That all depends on what you consider to be reasonably running it. Huge RAM isn’t required to run them, that just makes them faster. I imagine technically all you'd need is a few hundred megabytes for the framework and housekeeping, but you’d have to wait for the some/most/all of the model to be read off the disk for each token it processes.

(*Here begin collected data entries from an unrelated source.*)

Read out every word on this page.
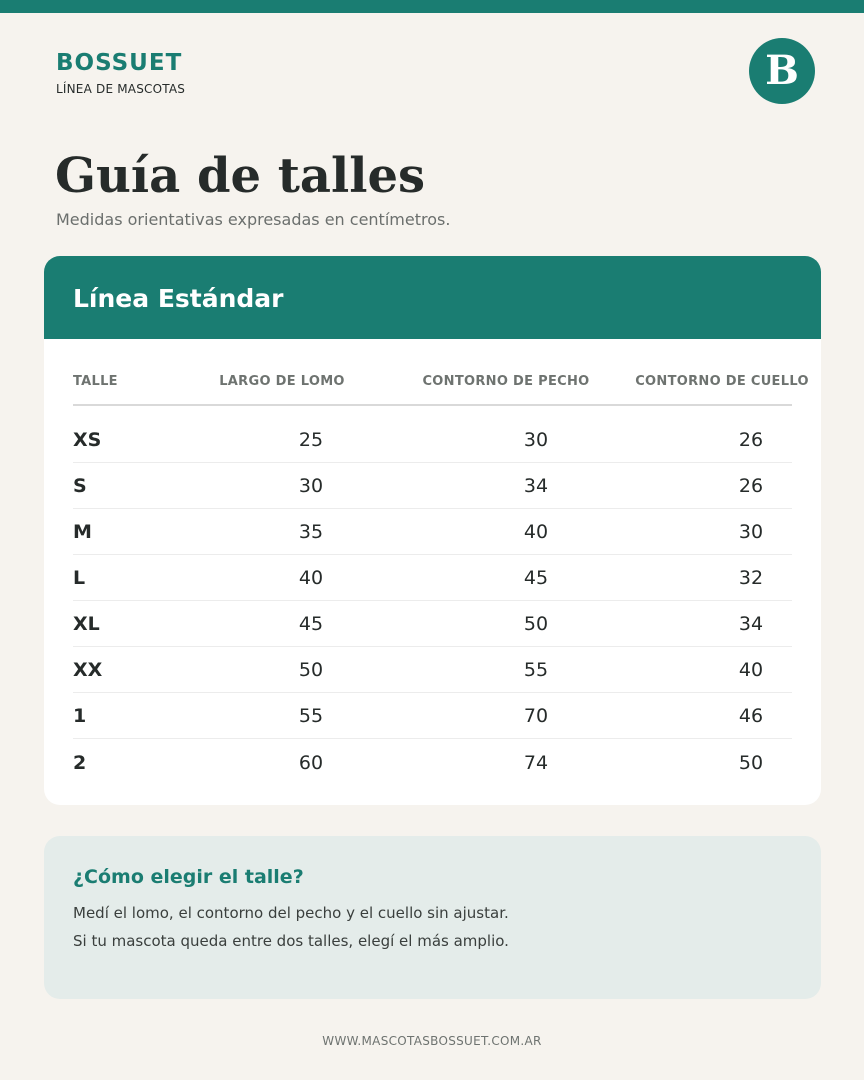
BOSSUET
LÍNEA DE MASCOTAS	B
Guía de talles
Medidas orientativas expresadas en centímetros.
Línea Estándar
TALLE	LARGO DE LOMO	CONTORNO DE PECHO	CONTORNO DE CUELLO
XS	25	30	26
S	30	34	26
M	35	40	30
L	40	45	32
XL	45	50	34
XX	50	55	40
1	55	70	46
2	60	74	50
¿Cómo elegir el talle?
Medí el lomo, el contorno del pecho y el cuello sin ajustar.
Si tu mascota queda entre dos talles, elegí el más amplio.
WWW.MASCOTASBOSSUET.COM.AR
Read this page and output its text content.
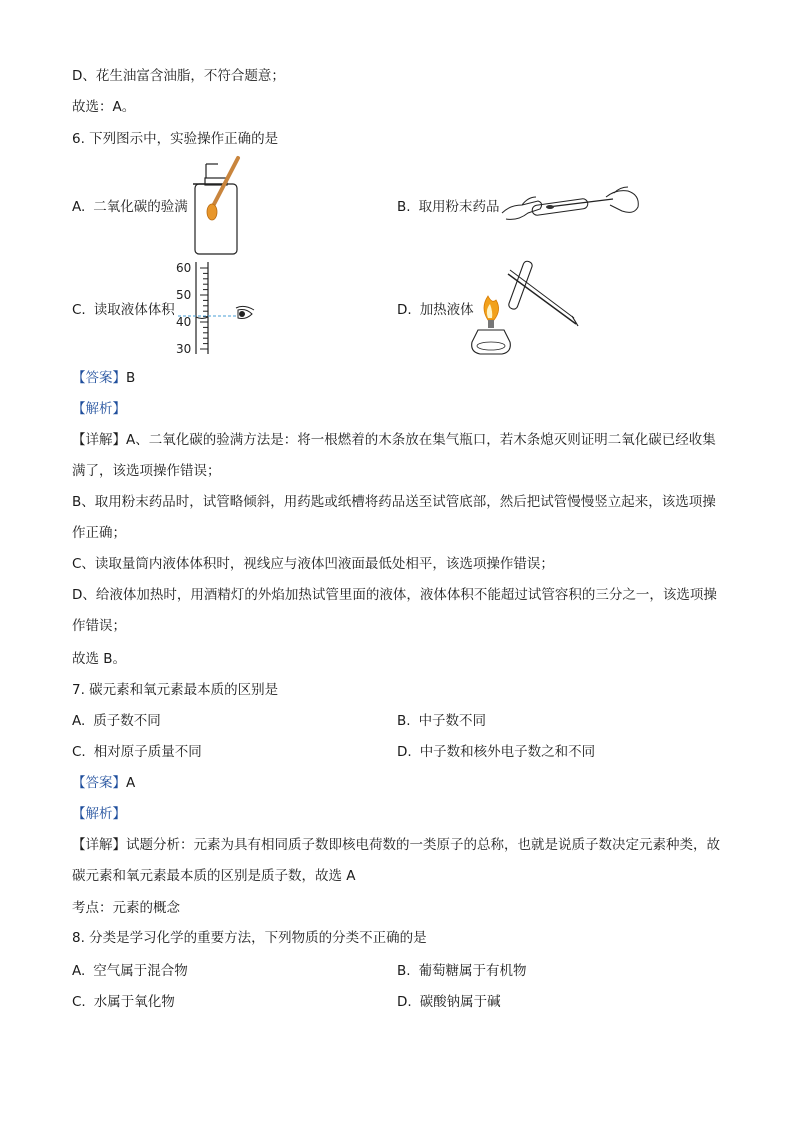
D、花生油富含油脂，不符合题意；
故选：A。
6. 下列图示中，实验操作正确的是
A. 二氧化碳的验满	B. 取用粉末药品
C. 读取液体体积
60
50
40
30
D. 加热液体
【答案】B
【解析】
【详解】A、二氧化碳的验满方法是：将一根燃着的木条放在集气瓶口，若木条熄灭则证明二氧化碳已经收集满了，该选项操作错误；
B、取用粉末药品时，试管略倾斜，用药匙或纸槽将药品送至试管底部，然后把试管慢慢竖立起来，该选项操作正确；
C、读取量筒内液体体积时，视线应与液体凹液面最低处相平，该选项操作错误；
D、给液体加热时，用酒精灯的外焰加热试管里面的液体，液体体积不能超过试管容积的三分之一，该选项操作错误；
故选 B。
7. 碳元素和氧元素最本质的区别是
A. 质子数不同	B. 中子数不同
C. 相对原子质量不同	D. 中子数和核外电子数之和不同
【答案】A
【解析】
【详解】试题分析：元素为具有相同质子数即核电荷数的一类原子的总称，也就是说质子数决定元素种类，故碳元素和氧元素最本质的区别是质子数，故选 A
考点：元素的概念
8. 分类是学习化学的重要方法，下列物质的分类不正确的是
A. 空气属于混合物	B. 葡萄糖属于有机物
C. 水属于氧化物	D. 碳酸钠属于碱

None of the closed providers talk about size, but for a reference point of the scale: Kimi K2 Thinking can spar in the big leagues with GPT-5 and such…if you compare benchmarks that use words and phrasing with very little in common with how people actually interact with them…and at FP16 you’ll need 2.9TB of memory @ 256,000 context. It seems it was recently retrained it at INT4 (not just quantized apparently) and now:
“ The smallest deployment unit for Kimi-K2-Thinking INT4 weights with 256k seqlen on mainstream H200 platform is a cluster with 8 GPUs with Tensor Parallel (TP). (https://huggingface.co/moonshotai/Kimi-K2-Thinking) “
-or-
“ 62× RTX 4090 (24GB) or 16× H100 (80GB) or 13× M3 Max (128GB) “
So ~1.1TB. Of course it can be quantized down to as dumb as you can stand, even within ~250GB (https://docs.unsloth.ai/models/kimi-k2-thinking-how-to-run-l...).
But again, that’s for speed. You can run them more-or-less straight off the disk, but (~1TB / SSD_read_speed + computation_time_per_chunk_in_RAM) = a few minutes per ~word or punctuation.